Тимка перевел беседу на излюбленную тему:
- А что Агриппа делал в Кесарии? Мало ему Ерсалима?
- Давайте немного изменим вопрос Тимки, - предложила Лика. – Почему Агриппа прекратил преследования христиан и вернулся в Кесарию?
Крашеная спорщица тут же нашлась, что ответить:
- Потому что эти христиане у него уже в печенках сидели.
У Тимки нашлась своя версия:
- Ему было стыдно, и он решил стать хорошим.
Самую практичную точку зрения высказала Инна:
- Спешил отметить день рождения Клавдия. Он так любил пиры и зрелища.
Пашина гипотеза:
- Мы вчера с женой перечитали всё, что Иосиф Флавий написал об Агриппе. Согласно этому историку, царь был суеверным человеком. Отсюда можно предположить, что после необыкновенного освобождения Петра он стал побаиваться христиан.
Широкополая Шляпа, как обычно, отшутился:
- У Агриппы закончился срок командировки.
Были свои мнения и у других туристов:
- Решил отложить расправу до следующего приезда в Иерусалим.
- Не вышло устроить зрелище в Пасху, значит, подождем до Пятидесятницы.
- Получил очередную взбучку от римского начальства.
Лика подвела итог:
- Я готова согласиться с Пашей, но сегодня, спустя два тысячелетия, утверждать что-либо очень сложно.
В Кесарии группа первым делом направилась в прекрасно сохранившийся театр, некогда рассчитанный на 4 000 человек. Тимка по многочисленным просьбам исполнил любимую песенку о резиновом ежике с дырочкой в правом боку и снискал бурные аплодисменты. Затем посетили развалины амфитеатра с длинными рядами скамеек. Лика рассказала, что римский амфитеатр никогда не спутаешь с театром. Амфитеатр – длинное овальное помещение без крыши. Там проходили гладиаторские бои и спортивные игры. Он предок современных стадионов. Амфитеатр в Кесарии мог вместить 10 000 человек, а то и больше.
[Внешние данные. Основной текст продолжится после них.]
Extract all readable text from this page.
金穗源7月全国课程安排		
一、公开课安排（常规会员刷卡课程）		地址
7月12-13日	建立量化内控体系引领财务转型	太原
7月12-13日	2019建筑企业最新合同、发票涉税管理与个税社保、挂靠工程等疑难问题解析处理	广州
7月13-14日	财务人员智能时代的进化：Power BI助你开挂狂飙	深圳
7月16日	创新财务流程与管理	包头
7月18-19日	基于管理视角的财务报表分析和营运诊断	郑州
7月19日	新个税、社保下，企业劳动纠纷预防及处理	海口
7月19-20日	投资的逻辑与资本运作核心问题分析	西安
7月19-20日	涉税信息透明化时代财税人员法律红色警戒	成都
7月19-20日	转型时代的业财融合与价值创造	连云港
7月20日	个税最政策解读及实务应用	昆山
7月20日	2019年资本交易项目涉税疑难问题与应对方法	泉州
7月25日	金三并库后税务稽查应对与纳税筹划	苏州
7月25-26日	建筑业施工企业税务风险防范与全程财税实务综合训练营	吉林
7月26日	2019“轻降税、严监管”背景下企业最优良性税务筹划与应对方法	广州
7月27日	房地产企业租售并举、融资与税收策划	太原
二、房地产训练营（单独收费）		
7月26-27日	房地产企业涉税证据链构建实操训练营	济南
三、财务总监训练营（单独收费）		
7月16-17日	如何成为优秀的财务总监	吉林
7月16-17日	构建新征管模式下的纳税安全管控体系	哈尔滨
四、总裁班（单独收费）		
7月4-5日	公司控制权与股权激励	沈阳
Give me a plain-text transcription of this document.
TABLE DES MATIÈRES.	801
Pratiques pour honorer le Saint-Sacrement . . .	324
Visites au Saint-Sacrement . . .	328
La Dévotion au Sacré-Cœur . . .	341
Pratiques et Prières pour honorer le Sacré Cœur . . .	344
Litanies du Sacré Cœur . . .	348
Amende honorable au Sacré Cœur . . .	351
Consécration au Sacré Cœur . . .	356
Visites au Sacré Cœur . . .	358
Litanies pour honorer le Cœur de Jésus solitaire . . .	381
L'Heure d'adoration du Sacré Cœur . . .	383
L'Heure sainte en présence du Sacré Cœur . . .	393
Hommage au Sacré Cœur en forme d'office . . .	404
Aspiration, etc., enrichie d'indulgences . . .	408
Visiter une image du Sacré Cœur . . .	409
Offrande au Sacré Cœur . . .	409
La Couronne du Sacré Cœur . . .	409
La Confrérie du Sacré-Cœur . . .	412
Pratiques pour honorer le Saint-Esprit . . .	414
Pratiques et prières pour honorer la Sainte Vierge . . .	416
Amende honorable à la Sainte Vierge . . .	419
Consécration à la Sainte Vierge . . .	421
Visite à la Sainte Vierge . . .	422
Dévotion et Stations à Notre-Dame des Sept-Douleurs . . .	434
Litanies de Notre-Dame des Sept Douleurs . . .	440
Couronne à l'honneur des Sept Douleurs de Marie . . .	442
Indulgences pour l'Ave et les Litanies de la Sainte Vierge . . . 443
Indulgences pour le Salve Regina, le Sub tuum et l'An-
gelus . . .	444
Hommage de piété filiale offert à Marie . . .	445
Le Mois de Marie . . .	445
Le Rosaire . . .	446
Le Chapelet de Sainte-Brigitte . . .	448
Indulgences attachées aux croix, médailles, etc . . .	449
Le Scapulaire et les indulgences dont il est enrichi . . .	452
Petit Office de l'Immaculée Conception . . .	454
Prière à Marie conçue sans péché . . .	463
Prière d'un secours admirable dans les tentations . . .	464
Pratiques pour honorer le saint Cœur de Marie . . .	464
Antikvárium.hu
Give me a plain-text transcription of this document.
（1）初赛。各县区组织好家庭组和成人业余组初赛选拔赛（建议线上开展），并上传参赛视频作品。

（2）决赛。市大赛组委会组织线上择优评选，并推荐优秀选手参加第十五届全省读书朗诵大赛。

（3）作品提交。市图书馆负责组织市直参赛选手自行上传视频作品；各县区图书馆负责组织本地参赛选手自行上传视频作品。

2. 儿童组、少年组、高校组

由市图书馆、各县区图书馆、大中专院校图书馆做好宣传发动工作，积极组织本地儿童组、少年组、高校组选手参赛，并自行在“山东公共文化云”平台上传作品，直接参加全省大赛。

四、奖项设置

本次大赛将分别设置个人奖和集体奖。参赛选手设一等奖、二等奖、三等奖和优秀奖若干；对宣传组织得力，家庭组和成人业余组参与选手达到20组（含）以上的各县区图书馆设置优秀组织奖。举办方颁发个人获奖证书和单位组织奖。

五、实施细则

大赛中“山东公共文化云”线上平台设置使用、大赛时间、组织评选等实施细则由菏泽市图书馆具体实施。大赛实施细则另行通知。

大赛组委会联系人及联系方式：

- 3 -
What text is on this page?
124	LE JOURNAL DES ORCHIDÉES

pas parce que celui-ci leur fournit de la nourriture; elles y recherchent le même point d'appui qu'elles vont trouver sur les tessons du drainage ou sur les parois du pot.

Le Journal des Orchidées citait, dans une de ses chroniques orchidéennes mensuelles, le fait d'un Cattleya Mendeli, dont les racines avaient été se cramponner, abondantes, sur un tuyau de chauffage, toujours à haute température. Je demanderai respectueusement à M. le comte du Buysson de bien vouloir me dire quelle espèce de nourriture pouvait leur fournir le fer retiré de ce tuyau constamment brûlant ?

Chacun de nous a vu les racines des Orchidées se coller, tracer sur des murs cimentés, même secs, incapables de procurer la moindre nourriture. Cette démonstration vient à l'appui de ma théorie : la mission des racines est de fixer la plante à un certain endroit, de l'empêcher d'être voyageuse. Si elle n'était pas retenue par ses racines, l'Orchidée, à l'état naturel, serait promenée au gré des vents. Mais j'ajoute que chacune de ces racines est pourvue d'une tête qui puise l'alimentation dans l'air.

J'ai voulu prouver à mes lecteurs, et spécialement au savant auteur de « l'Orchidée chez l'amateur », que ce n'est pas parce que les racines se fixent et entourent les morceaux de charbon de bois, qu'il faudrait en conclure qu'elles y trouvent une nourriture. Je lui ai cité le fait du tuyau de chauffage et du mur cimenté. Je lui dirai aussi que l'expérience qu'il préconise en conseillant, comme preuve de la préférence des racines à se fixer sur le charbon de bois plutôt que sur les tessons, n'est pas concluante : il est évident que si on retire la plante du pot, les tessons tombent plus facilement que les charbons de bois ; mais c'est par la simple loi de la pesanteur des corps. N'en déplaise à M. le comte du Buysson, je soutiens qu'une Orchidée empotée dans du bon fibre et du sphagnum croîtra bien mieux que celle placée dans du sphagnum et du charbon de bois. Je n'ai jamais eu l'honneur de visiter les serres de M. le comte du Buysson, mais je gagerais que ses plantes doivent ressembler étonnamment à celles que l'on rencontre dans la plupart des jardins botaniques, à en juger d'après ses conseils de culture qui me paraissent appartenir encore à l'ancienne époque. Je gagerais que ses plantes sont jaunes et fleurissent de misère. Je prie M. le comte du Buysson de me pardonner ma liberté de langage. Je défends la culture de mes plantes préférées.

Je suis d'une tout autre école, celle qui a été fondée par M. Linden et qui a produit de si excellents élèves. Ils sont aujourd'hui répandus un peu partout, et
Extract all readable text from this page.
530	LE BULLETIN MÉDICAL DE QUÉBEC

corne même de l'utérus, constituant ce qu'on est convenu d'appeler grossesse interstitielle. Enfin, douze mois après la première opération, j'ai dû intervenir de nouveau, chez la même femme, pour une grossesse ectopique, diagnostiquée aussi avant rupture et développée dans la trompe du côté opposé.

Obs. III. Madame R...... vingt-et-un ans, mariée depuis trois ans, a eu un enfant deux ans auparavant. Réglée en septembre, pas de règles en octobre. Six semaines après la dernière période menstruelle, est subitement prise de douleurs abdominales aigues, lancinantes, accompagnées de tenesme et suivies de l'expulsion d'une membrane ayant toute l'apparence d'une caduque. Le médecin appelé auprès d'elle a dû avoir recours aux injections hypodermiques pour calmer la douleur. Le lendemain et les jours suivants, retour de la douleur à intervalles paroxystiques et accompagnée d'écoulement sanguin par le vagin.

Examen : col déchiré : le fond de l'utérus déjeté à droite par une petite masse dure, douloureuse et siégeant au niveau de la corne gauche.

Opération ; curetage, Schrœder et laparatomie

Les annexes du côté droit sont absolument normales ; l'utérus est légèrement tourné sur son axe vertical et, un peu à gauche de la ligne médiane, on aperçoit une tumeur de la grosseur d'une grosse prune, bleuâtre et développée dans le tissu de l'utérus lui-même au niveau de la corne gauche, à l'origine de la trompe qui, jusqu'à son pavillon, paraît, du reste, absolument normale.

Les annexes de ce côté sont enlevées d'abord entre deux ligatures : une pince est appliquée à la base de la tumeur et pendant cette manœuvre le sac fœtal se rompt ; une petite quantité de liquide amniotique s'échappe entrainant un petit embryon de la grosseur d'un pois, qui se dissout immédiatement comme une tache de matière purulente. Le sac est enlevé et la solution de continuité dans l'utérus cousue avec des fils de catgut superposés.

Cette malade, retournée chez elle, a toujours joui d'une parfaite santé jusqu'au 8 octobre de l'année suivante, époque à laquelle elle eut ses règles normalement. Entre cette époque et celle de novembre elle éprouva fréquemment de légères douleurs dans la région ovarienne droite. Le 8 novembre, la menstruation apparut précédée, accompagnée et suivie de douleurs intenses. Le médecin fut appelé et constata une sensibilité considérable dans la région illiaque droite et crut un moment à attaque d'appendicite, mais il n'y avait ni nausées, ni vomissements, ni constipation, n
- Где, по Вашему мнению, свершился Божий суд над Агриппой? - спросил Паша. – Я читал, что по этому поводу ведутся споры.
- Точно не знаю. Иосиф Флавий пишет, что это событие произошло утром в театре в период спортивных состязаний. Но игры, как мы отметили, проходили в амфитеатре. Если следовать описанию в Новом Завете, то царь собирался при большом скоплении народа разрешить спор с финикийцами. Давайте я вам прочту оба повествования.
Вначале Лика прочла явно надуманный рассказ Иосифа Флавия, где пораженный болезнью Агриппа смиренно каялся: «Я, которого вы признали своим богом, теперь готов расстаться с жизнью. Судьба неожиданно изобличила мне всю лживость ваших уверений, ибо я, которого вы только что назвали бессмертным, теперь должен умереть. Впрочем, следует покорно отнестись к решению Предвечного. Я рад, что прожил не как бездеятельный ленивец, но счастливо и с блеском» .
- А сейчас описание из Нового Завета: «Ирод был раздражен на Тирян и Сидонян; они же, согласившись, пришли к нему и, склонив на свою сторону Власта, постельника царского, просили мира, потому что область их питалась от области царской. В назначенный день Ирод, одевшись в царскую одежду, сел на возвышенном месте и говорил к ним; а народ восклицал: это голос Бога, а не человека. Но вдруг Ангел Господень поразил его за то, что он не воздал славы Богу; и он, быв изъеден червями, умер» .
- Объединив два рассказа, - продолжила Лика, - можно предположить, что рано утром во второй день игр в честь дня рождения Клавдия (в этом я согласна с Инной) Агриппа решил помириться с тирянами и сидонянами (послы из Финикии, территории нынешнего Ливана). Финикийцы зависели от Иудеи, так как почти не занимались земледелием и получали от южных соседей скоропортящиеся продукты. Посредником перед царем выступил некий Власт. Он был одним из самых приближенных вельмож. Его титул «постельник» буквально означает «тот, кто над спальней».
- Постельник – это кто вместо мамы стелет постель? – спросил любознательный ребенок.
- Нет, Тимка, Власт отвечал за жизнь Агриппы и охрану его покоев. Вполне возможно, он получил взятку за посредничество. После благополучного разрешения спора царь, наверное, собирался открыть второй день игр. Оба прочитанных нами рассказа согласуются в двух важных вопросах. Во-первых, народ сравнил Ирода Агриппу с Богом, и тот ничего не имел против такого сравнения. Во-вторых, за непомерную гордыню царь был предан смерти от желудочного заболевания.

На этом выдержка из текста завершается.